Cardiovascular disease is the No. 1 killer of women — accounting for more deaths than from all types of cancer combined, including breast cancer.
Chesapeake & Washington Heart Care now offers two highly qualified female cardiologists, the first in Southern Maryland, according to a company news release.
They and a male colleague are new members of a team of doctors devoted to heart patients in Southern Maryland. Headed by Dr. Terence Bertele, Chesapeake & Washington Heart Care has been caring for the people of Southern Maryland since 1984, with offices in Waldorf and Leonardtown.
A board-certified cardiologist for nearly 30 years, Bertele trained in medicine at Georgetown and George Washington University Hospitals. He also served as the chief of medicine at St. Mary’s Hospital.

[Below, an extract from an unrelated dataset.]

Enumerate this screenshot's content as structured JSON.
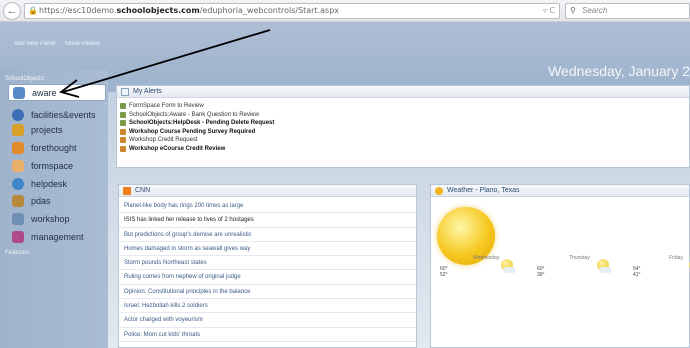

“I am pleased to welcome three highly qualified cardiologists to Chesapeake & Washington Heart Care and am especially excited to offer all our patients the option of being cared for by a female physician,” Bertele said in the release. “Nearly 40 percent of our patients are women, and we anticipate that many will be more comfortable being treated by a doctor of the same gender.”

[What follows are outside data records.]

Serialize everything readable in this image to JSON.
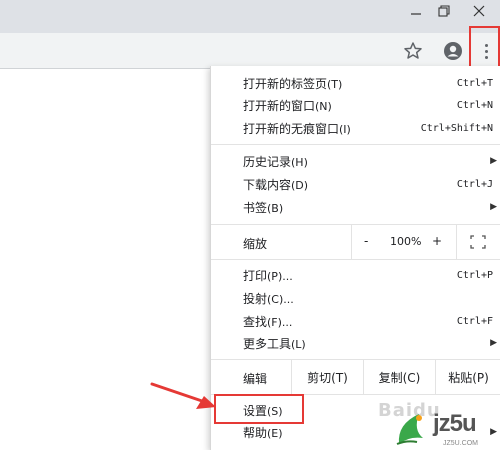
{
  "menu": {
    "new_tab": {
      "label": "打开新的标签页",
      "accel": "(T)",
      "shortcut": "Ctrl+T"
    },
    "new_window": {
      "label": "打开新的窗口",
      "accel": "(N)",
      "shortcut": "Ctrl+N"
    },
    "new_incognito": {
      "label": "打开新的无痕窗口",
      "accel": "(I)",
      "shortcut": "Ctrl+Shift+N"
    },
    "history": {
      "label": "历史记录",
      "accel": "(H)"
    },
    "downloads": {
      "label": "下载内容",
      "accel": "(D)",
      "shortcut": "Ctrl+J"
    },
    "bookmarks": {
      "label": "书签",
      "accel": "(B)"
    },
    "zoom": {
      "label": "缩放",
      "minus": "-",
      "value": "100%",
      "plus": "+"
    },
    "print": {
      "label": "打印",
      "accel": "(P)...",
      "shortcut": "Ctrl+P"
    },
    "cast": {
      "label": "投射",
      "accel": "(C)..."
    },
    "find": {
      "label": "查找",
      "accel": "(F)...",
      "shortcut": "Ctrl+F"
    },
    "more_tools": {
      "label": "更多工具",
      "accel": "(L)"
    },
    "edit": {
      "label": "编辑",
      "cut": "剪切(T)",
      "copy": "复制(C)",
      "paste": "粘贴(P)"
    },
    "settings": {
      "label": "设置",
      "accel": "(S)"
    },
    "help": {
      "label": "帮助",
      "accel": "(E)"
    }
  },
  "watermark": {
    "baidu": "Baidu",
    "site_logo": "jz5u",
    "site_url": "JZ5U.COM"
  },
  "colors": {
    "highlight": "#e53935",
    "titlebar": "#dee1e6",
    "toolbar": "#f1f3f4"
  }
}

“Chesapeake and Washington Heart Care is Southern Maryland’s premiere cardiology practice,” said Jeff Silberschlag, professor and conductor of the River Concert Series at St. Mary’s College of Maryland.
Silberschlag has been a patient there for more than 20 years.
“Dr. Bertele’s practice combines big-city technology with small-town warmth and a genuine concern for their patients,” Silberschlag adds, noting that his wife, also a patient, was thrilled to learn that the practice had added female cardiologists to the practice.
Dr. Thea Calkins is a graduate of the Stanford University School of Medicine. She served as a staff cardiologist at the VA Hospital in Manchester, N.H., and at Mercy Medical Center and Sinai Hospital in Baltimore.
“My emphasis has always been on patient care,” Calkins said in the release. Equally at ease caring for men and women, she said she hopes the addition of two females doctors will bring a new level of comfort for women patients.
“There is a misconception that heart disease belongs to men,” Calkins said in the release. “Managing a woman’s medical problems requires a different interaction than with a male patient, and some women prefer to see a female doctor. Hopefully by making that option more accessible, women will take a proactive approach to seeking advice and attention for their cardiac health.”
Dr. Yolanda Hendley graduated from the University of Florida College of Medicine and Emory University and has trained at both Emory and Johns Hopkins. She has a special interest in the impact of gender and racial disparities on diagnosis and recovery.
Hendley hopes to bring to the practice a new level of comfort for both female and male patients. She regards education as paramount to ensuring that patients are empowered to achieve the best possible cardiac health given their medical and personal circumstances.
Dr. Thomas Haywood is a graduate of the University of Maryland School of Medicine and holds board certification in nuclear cardiology, cardiology and internal medicine. He most recently was the staff cardiologist at Hanover Hospital in Hanover, Pa.
Haywood said he looks forward to making his home in Southern Maryland.
“I am just more comfortable in a small town setting,” he said in the release.